Numa-aware
Overview
When a node runs many CPU-bound pods, the workload can move to different CPU cores depending on whether the pod is throttled and which CPU cores are available at scheduling time. Many workloads are not sensitive to this migration and work fine without any intervention. However, in workloads where CPU cache affinity and scheduling latency significantly affect workload performance, special CPU management policies are needed to determine placement preferences on the node.
The Challenge
The CPU Manager and Topology Manager are Kubelet components that help with CPU placement. However, they have the following limitations:
-
Scheduler Unawareness: The scheduler is not topology-aware. This means a pod might be scheduled on a node only to fail due to the Topology Manager. This is unacceptable for TensorFlow jobs—if any worker or parameter server fails on a node, the entire job will fail.
-
Node-level Only: These managers operate at the node level, which results in an inability to match the best node for NUMA topology across the entire cluster.
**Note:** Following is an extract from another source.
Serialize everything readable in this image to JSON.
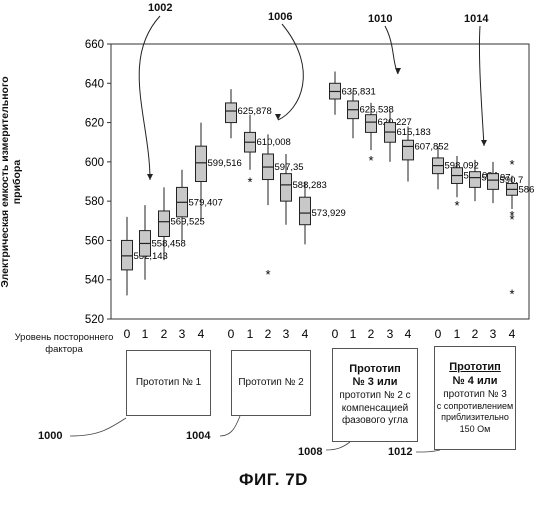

How Numa-aware Plugin Works
The Numa-aware plugin aims to address these limitations:
- CPU Resource Topology Scheduling: Supports scheduling based on CPU topology
- Pod-level Topology Policies: Supports topology policies at the pod level
The plugin:
- Collects NUMA topology information from nodes
- Evaluates CPU and memory placement requirements
- Scores nodes based on NUMA affinity
- Ensures tasks are placed on nodes that can satisfy their topology requirements
Scenario
Common scenarios for NUMA-aware scheduling are computation-intensive jobs that are sensitive to CPU parameters and scheduling delays:
Scientific Computing
High-performance scientific calculations benefit from NUMA-aware scheduling to ensure optimal memory access patterns.
Video Processing
Video decoding workloads can achieve better performance when scheduled with NUMA awareness.
Animation Rendering
Animation rendering jobs that are CPU-intensive benefit from optimized CPU and memory placement.
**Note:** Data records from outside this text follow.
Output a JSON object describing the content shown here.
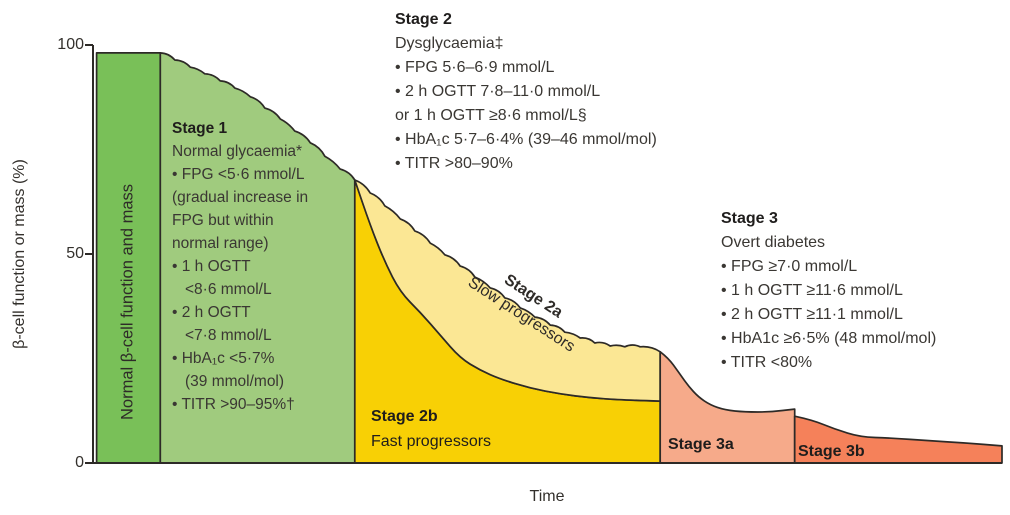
{
  "chart_data": {
    "type": "area",
    "title": "",
    "xlabel": "Time",
    "ylabel": "β-cell function or mass (%)",
    "ylim": [
      0,
      100
    ],
    "yticks": [
      100,
      50,
      0
    ],
    "x_axis_note": "unlabelled relative time scale 0–100",
    "grid": false,
    "outline_color": "#2d2a27",
    "regions": [
      {
        "id": "normal-mass",
        "label": "Normal β-cell function and mass",
        "fill": "#79C058",
        "edge": "flat",
        "x0": 0.4,
        "x1": 7.4,
        "top": [
          [
            0.4,
            98.1
          ],
          [
            7.4,
            98.1
          ]
        ]
      },
      {
        "id": "stage1",
        "label": "Stage 1 – Normal glycaemia",
        "fill": "#A0CB7E",
        "edge": "scallop",
        "x0": 7.4,
        "x1": 28.8,
        "top": [
          [
            7.4,
            98.1
          ],
          [
            9.0,
            96.4
          ],
          [
            10.7,
            94.7
          ],
          [
            12.3,
            93.1
          ],
          [
            14.0,
            91.4
          ],
          [
            15.6,
            89.7
          ],
          [
            17.3,
            87.6
          ],
          [
            18.9,
            84.9
          ],
          [
            20.6,
            82.3
          ],
          [
            22.2,
            79.4
          ],
          [
            23.9,
            76.6
          ],
          [
            25.5,
            73.4
          ],
          [
            27.2,
            70.3
          ],
          [
            28.8,
            67.7
          ]
        ]
      },
      {
        "id": "stage2b",
        "label": "Stage 2b – Fast progressors",
        "fill": "#F8D005",
        "edge": "smooth",
        "x0": 28.8,
        "x1": 62.4,
        "top": [
          [
            28.8,
            67.7
          ],
          [
            30.5,
            56.9
          ],
          [
            32.1,
            48.1
          ],
          [
            33.8,
            40.9
          ],
          [
            36.0,
            36.1
          ],
          [
            38.2,
            30.6
          ],
          [
            40.4,
            25.1
          ],
          [
            42.6,
            22.2
          ],
          [
            44.8,
            20.1
          ],
          [
            48.1,
            17.9
          ],
          [
            51.4,
            16.5
          ],
          [
            54.7,
            15.6
          ],
          [
            58.0,
            15.1
          ],
          [
            62.4,
            14.8
          ]
        ]
      },
      {
        "id": "stage2a",
        "label": "Stage 2a – Slow progressors",
        "fill": "#FBE794",
        "edge": "scallop",
        "bottom_ref": "stage2b",
        "x0": 28.8,
        "x1": 62.4,
        "top": [
          [
            28.8,
            67.7
          ],
          [
            30.5,
            64.6
          ],
          [
            32.1,
            61.5
          ],
          [
            33.8,
            58.4
          ],
          [
            35.4,
            55.5
          ],
          [
            37.1,
            52.6
          ],
          [
            38.7,
            49.8
          ],
          [
            40.4,
            47.1
          ],
          [
            42.0,
            44.5
          ],
          [
            43.7,
            41.9
          ],
          [
            45.3,
            39.5
          ],
          [
            47.0,
            37.1
          ],
          [
            48.6,
            34.9
          ],
          [
            50.3,
            33.0
          ],
          [
            51.9,
            31.3
          ],
          [
            53.6,
            29.9
          ],
          [
            55.2,
            28.7
          ],
          [
            56.9,
            28.0
          ],
          [
            58.5,
            27.8
          ],
          [
            60.2,
            27.8
          ],
          [
            62.4,
            26.6
          ]
        ]
      },
      {
        "id": "stage3a",
        "label": "Stage 3a",
        "fill": "#F6AA8A",
        "edge": "smooth",
        "x0": 62.4,
        "x1": 77.2,
        "top": [
          [
            62.4,
            26.6
          ],
          [
            63.3,
            25.1
          ],
          [
            64.4,
            21.8
          ],
          [
            65.5,
            18.4
          ],
          [
            66.6,
            15.8
          ],
          [
            67.9,
            13.9
          ],
          [
            69.5,
            12.7
          ],
          [
            71.7,
            12.2
          ],
          [
            74.5,
            12.2
          ],
          [
            77.2,
            12.9
          ]
        ]
      },
      {
        "id": "stage3b",
        "label": "Stage 3b",
        "fill": "#F5815A",
        "edge": "smooth",
        "x0": 77.2,
        "x1": 100,
        "top": [
          [
            77.2,
            11.2
          ],
          [
            79.1,
            10.3
          ],
          [
            81.6,
            8.1
          ],
          [
            84.4,
            6.2
          ],
          [
            87.7,
            6.0
          ],
          [
            92.1,
            5.3
          ],
          [
            95.9,
            4.8
          ],
          [
            100,
            4.1
          ]
        ]
      }
    ]
  },
  "annotations": {
    "normal_column": {
      "label": "Normal β-cell function and mass"
    },
    "stage1": {
      "title": "Stage 1",
      "lines": [
        {
          "text": "Normal glycaemia*",
          "indent": false
        },
        {
          "text": "• FPG <5·6 mmol/L",
          "indent": false
        },
        {
          "text": "(gradual increase in",
          "indent": false
        },
        {
          "text": "FPG but within",
          "indent": false
        },
        {
          "text": "normal range)",
          "indent": false
        },
        {
          "text": "• 1 h OGTT",
          "indent": false
        },
        {
          "text": "<8·6 mmol/L",
          "indent": true
        },
        {
          "text": "• 2 h OGTT",
          "indent": false
        },
        {
          "text": "<7·8 mmol/L",
          "indent": true
        },
        {
          "text": "• HbA₁c <5·7%",
          "indent": false
        },
        {
          "text": "(39 mmol/mol)",
          "indent": true
        },
        {
          "text": "• TITR >90–95%†",
          "indent": false
        }
      ]
    },
    "stage2": {
      "title": "Stage 2",
      "lines": [
        {
          "text": "Dysglycaemia‡",
          "indent": false
        },
        {
          "text": "• FPG 5·6–6·9 mmol/L",
          "indent": false
        },
        {
          "text": "• 2 h OGTT 7·8–11·0 mmol/L",
          "indent": false
        },
        {
          "text": "or 1 h OGTT ≥8·6 mmol/L§",
          "indent": false
        },
        {
          "text": "• HbA₁c 5·7–6·4% (39–46 mmol/mol)",
          "indent": false
        },
        {
          "text": "• TITR >80–90%",
          "indent": false
        }
      ]
    },
    "stage3": {
      "title": "Stage 3",
      "lines": [
        {
          "text": "Overt diabetes",
          "indent": false
        },
        {
          "text": "• FPG ≥7·0 mmol/L",
          "indent": false
        },
        {
          "text": "• 1 h OGTT ≥11·6 mmol/L",
          "indent": false
        },
        {
          "text": "• 2 h OGTT ≥11·1 mmol/L",
          "indent": false
        },
        {
          "text": "• HbA1c ≥6·5% (48 mmol/mol)",
          "indent": false
        },
        {
          "text": "• TITR <80%",
          "indent": false
        }
      ]
    },
    "stage2a": {
      "title": "Stage 2a",
      "subtitle": "Slow progressors"
    },
    "stage2b": {
      "title": "Stage 2b",
      "subtitle": "Fast progressors"
    },
    "stage3a": {
      "title": "Stage 3a"
    },
    "stage3b": {
      "title": "Stage 3b"
    }
  },
  "colors": {
    "normal_column": "#79C058",
    "stage1": "#A0CB7E",
    "stage2b": "#F8D005",
    "stage2a": "#FBE794",
    "stage3a": "#F6AA8A",
    "stage3b": "#F5815A",
    "outline": "#2d2a27",
    "body_text": "#3a3733",
    "heading_text": "#1f1d1c"
  }
}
Big Data Offline Processing
Large-scale data processing jobs can achieve better throughput with NUMA-optimized scheduling.
Configuration
Enable Topology Manager on Nodes
First, ensure the Kubelet is configured with topology management:
# kubelet configuration
topologyManagerPolicy: single-numa-node
cpuManagerPolicy: static
Scheduler Configuration
Enable the Numa-aware plugin:
tiers:
- plugins:
- name: priority
- name: gang
- plugins:
- name: predicates
- name: nodeorder
- name: numa-aware
arguments:
numa-aware.weight: 10
Configuration Parameters
| Parameter | Description | Default |
|---|---|---|
numa-aware.weight | Weight of NUMA-aware scoring | 1 |
Example
Node with NUMA Topology
A typical NUMA node might have:
- 2 NUMA nodes
- Each with 16 CPU cores
- Each with 64GB memory
NUMA Node 0: CPU 0-15, 64GB Memory
NUMA Node 1: CPU 16-31, 64GB Memory
Job Requiring NUMA Awareness
apiVersion: batch.volcano.sh/v1alpha1
kind: Job
metadata:
name: numa-aware-job
spec:
schedulerName: volcano
minAvailable: 1
tasks:
- replicas: 1
name: compute
template:
metadata:
annotations:
volcano.sh/numa-topology-policy: single-numa-node
spec:
containers:
- name: compute
image: compute-intensive-app:latest
resources:
requests:
cpu: "8"
memory: "32Gi"
limits:
cpu: "8"
memory: "32Gi"
In this example:
- The job requests 8 CPUs and 32GB memory
- The NUMA policy requires all resources from a single NUMA node
- The scheduler will find a node that can satisfy this requirement from a single NUMA node
Pod with Topology Policy Annotation
apiVersion: v1
kind: Pod
metadata:
name: numa-sensitive-pod
annotations:
volcano.sh/numa-topology-policy: best-effort
spec:
schedulerName: volcano
containers:
- name: app
image: myapp:latest
resources:
requests:
cpu: "4"
memory: "16Gi"
limits:
cpu: "4"
memory: "16Gi"
NUMA Topology Policies
The plugin supports several topology policies:
| Policy | Description |
|---|---|
none | No NUMA preference |
best-effort | Try to place on optimal NUMA node, but don't fail if not possible |
restricted | Only place on nodes that can satisfy the NUMA requirement |
single-numa-node | All resources must come from a single NUMA node |